The Media Loves To Hate On Co-Parenting Fathers
The always poignant Good Men wrote that Unger’s book is particularly relevant in the context of the two baseball videos that circulated on the interwebs recently. While the mother who caught the baseball was considered universally awesome, the father who dropped his daughter was portrayed as a comment on fathers’ shortcomings everywhere. Andrew Ladd wrote:
Everywhere [Unger] turns, in fact, he seems to come face-to-face with the notion that men just aren’t as good at parenting. Even the two baseball stories, he would argue, are an example of our subtle cultural biases at work: the man is presented as a typically bad father””not an unusually bad parent””while the woman is presented simply as a good mother, even though the ability to hold one thing and catch another is not exactly the first item in Dr. Spock.

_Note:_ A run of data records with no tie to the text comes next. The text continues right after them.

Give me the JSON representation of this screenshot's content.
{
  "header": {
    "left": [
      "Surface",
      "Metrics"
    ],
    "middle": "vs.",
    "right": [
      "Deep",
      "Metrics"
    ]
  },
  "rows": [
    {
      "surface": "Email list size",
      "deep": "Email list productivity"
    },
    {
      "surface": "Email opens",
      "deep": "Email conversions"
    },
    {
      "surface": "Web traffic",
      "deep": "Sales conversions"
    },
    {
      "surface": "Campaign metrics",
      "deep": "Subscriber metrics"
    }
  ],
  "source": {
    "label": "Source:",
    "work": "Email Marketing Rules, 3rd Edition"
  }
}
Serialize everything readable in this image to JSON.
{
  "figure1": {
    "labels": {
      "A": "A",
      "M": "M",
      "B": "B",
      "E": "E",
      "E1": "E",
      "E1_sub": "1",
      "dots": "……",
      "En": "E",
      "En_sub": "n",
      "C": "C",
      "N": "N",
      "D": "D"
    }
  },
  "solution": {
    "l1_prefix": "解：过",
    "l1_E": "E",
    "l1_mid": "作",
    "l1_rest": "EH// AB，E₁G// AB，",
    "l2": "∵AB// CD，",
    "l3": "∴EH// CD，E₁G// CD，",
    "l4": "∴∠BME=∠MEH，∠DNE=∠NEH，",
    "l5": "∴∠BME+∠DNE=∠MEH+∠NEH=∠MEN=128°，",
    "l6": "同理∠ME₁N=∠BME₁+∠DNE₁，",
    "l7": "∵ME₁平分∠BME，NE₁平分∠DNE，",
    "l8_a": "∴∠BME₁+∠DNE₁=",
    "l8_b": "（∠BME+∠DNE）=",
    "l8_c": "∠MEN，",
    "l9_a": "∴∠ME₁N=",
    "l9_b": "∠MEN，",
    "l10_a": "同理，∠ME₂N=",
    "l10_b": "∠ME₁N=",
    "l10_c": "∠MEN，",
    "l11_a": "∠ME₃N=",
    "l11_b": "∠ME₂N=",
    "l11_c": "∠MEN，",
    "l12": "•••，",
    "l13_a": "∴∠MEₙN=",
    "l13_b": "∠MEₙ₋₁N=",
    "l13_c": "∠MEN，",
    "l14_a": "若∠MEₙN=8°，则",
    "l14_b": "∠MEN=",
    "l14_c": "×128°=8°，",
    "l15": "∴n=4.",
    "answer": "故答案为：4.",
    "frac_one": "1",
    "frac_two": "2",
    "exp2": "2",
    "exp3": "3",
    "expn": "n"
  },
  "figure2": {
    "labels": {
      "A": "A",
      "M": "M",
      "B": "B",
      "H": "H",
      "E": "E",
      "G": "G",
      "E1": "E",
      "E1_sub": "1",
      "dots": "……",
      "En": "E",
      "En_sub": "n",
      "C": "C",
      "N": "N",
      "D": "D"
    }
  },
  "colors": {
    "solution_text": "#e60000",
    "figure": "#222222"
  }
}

The notion that men are incapable of successfully parenting is a stereotype that not only belittles men but also harms women and children. By enforcing the idea that fathers are somehow biologically unable to care for little ones, the subtext is that childrearing is strictly a woman’s responsibility — and not her choice. Painting men as domestic boneheads alludes to a larger a gender essentialist approach to family (the argument that men and women are “naturally” a certain way with no regard for cultural conditioning).
Keeping to these archaic gender essentialist depictions of men and women prevents children from having a close relationship with their father and, in turn, encourages them to impractically rely on their mother for everything from clean laundry to emotional support. Luckily, there are men and women willing to combat this detrimental myth. Let’s add Donald Unger to the list.